You will leave this course with a clearer understanding of what is yours to hold and what is not.

What You Will Learn

Across this course, we will explore:

• Abuse and Control

• Physical and non-physical abuse

• Emotional, psychological, and coercive control

• Financial and sexual abuse

• Reproductive control and power dynamics

Relational and Psychological Dynamics

• Trauma bonding and intermittent reinforcement

• Attachment injuries and relational templates

• Shame, fear, and dependency cycles

• The cycle of abuse and how it presents in therapy

The Role of the Therapist

• Working with neutrality without collusion

• Recognising risk and safeguarding responsibilities

• Understanding your limits as a practitioner

• Knowing when to refer to specialist services

Working Safely in the Room

• How abuse presents in couple's or individual sessions

• Why couples work is not always appropriate

• How to hold the space without reinforcing harm

• Supporting autonomy rather than directing decisions

A Realistic and Ethical Approach

This course is grounded in the reality that:

• You cannot control your client’s choices

• You cannot “save” someone from their relationship

• You cannot always create change within the couple dynamic

What you can do is:

• See clearly

• Respond ethically

• Hold a safe and boundaried space

• Support awareness and informed choice

That is the work.

Professional and Ethical Frameworks

This training is aligned with UK best practice, drawing on:

• BACP Ethical Framework (2023)

• NICE Guidelines (QS116)

• SafeLives and DASH risk framework

• Respect UK standards

• Relate and Tavistock relationship models

These frameworks ensure that your work remains safe, accountable, and professionally grounded. A Final Word

This is not an easy area of work.

It will challenge you not just clinically, but personally.

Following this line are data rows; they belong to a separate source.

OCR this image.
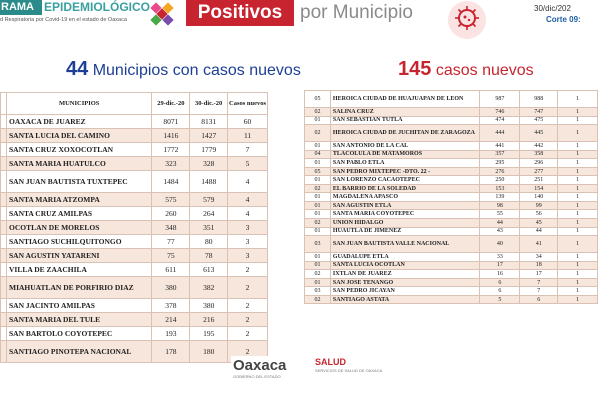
RAMA EPIDEMIOLÓGICO
d Respiratoria por Covid-19 en el estado de Oaxaca	Positivos por Municipio	30/dic/202
Corte 09:
44 Municipios con casos nuevos	145 casos nuevos
	MUNICIPIOS	29-dic.-20	30-dic.-20	Casos nuevos
	OAXACA DE JUAREZ	8071	8131	60
	SANTA LUCIA DEL CAMINO	1416	1427	11
	SANTA CRUZ XOXOCOTLAN	1772	1779	7
	SANTA MARIA HUATULCO	323	328	5
	SAN JUAN BAUTISTA TUXTEPEC	1484	1488	4
	SANTA MARIA ATZOMPA	575	579	4
	SANTA CRUZ AMILPAS	260	264	4
	OCOTLAN DE MORELOS	348	351	3
	SANTIAGO SUCHILQUITONGO	77	80	3
	SAN AGUSTIN YATARENI	75	78	3
	VILLA DE ZAACHILA	611	613	2
	MIAHUATLAN DE PORFIRIO DIAZ	380	382	2
	SAN JACINTO AMILPAS	378	380	2
	SANTA MARIA DEL TULE	214	216	2
	SAN BARTOLO COYOTEPEC	193	195	2
	SANTIAGO PINOTEPA NACIONAL	178	180	2
05	HEROICA CIUDAD DE HUAJUAPAN DE LEON	987	988	1
02	SALINA CRUZ	746	747	1
01	SAN SEBASTIAN TUTLA	474	475	1
02	HEROICA CIUDAD DE JUCHITAN DE ZARAGOZA	444	445	1
01	SAN ANTONIO DE LA CAL	441	442	1
04	TLACOLULA DE MATAMOROS	357	358	1
01	SAN PABLO ETLA	295	296	1
05	SAN PEDRO MIXTEPEC -DTO. 22 -	276	277	1
01	SAN LORENZO CACAOTEPEC	250	251	1
02	EL BARRIO DE LA SOLEDAD	153	154	1
01	MAGDALENA APASCO	139	140	1
01	SAN AGUSTIN ETLA	98	99	1
01	SANTA MARIA COYOTEPEC	55	56	1
02	UNION HIDALGO	44	45	1
01	HUAUTLA DE JIMENEZ	43	44	1
03	SAN JUAN BAUTISTA VALLE NACIONAL	40	41	1
01	GUADALUPE ETLA	33	34	1
01	SANTA LUCIA OCOTLAN	17	18	1
02	IXTLAN DE JUAREZ	16	17	1
01	SAN JOSE TENANGO	6	7	1
03	SAN PEDRO JICAYAN	6	7	1
02	SANTIAGO ASTATA	5	6	1
Oaxaca
GOBIERNO DEL ESTADO
SALUD
SERVICIOS DE SALUD DE OAXACA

You may notice your own reactions, your own values, and your own limits being activated.

That is part of becoming a relational practitioner.

This course is here to support you in developing the confidence to sit with complexity, the awareness to recognise harm, and the integrity to work within your role.

Course Tutor

Shirley Marais

Seasoned CPCAB Tutor

Shirley Marais is a seasoned relationship counsellor and dedicated educator who brings a wealth of professional experience and relational insight to her role as course tutor. A Registered Member of both the British Association for Counselling and Psychotherapy (BACP) and the National Counselling & Psychotherapy Society (NCPS), Shirley has built a successful private practice working with individuals and couples in the Bedfordshire and Northamptonshire region and online for many years. Shirley’s therapeutic style is rooted in the Person‑Centred approach, providing clients a safe, compassionate environment in which they are fully seen, heard and valued. Over time she has integrated a rich repertoire of modalities including Psychodynamic, Transactional Analysis (TA), Solution‑Focused and Emotionally Focused Therapy (EFT) to meet the complex needs of couples and individuals alike. In her role as tutor and supervisor she supports aspiring counsellors on accredited courses (Levels 2, 3 and 4) as well as offering CPD in relational work. Her teaching is characterised by clarity, practicality and relational depth she draws directly from her practice to help delegates develop both therapeutic confidence and relational competence.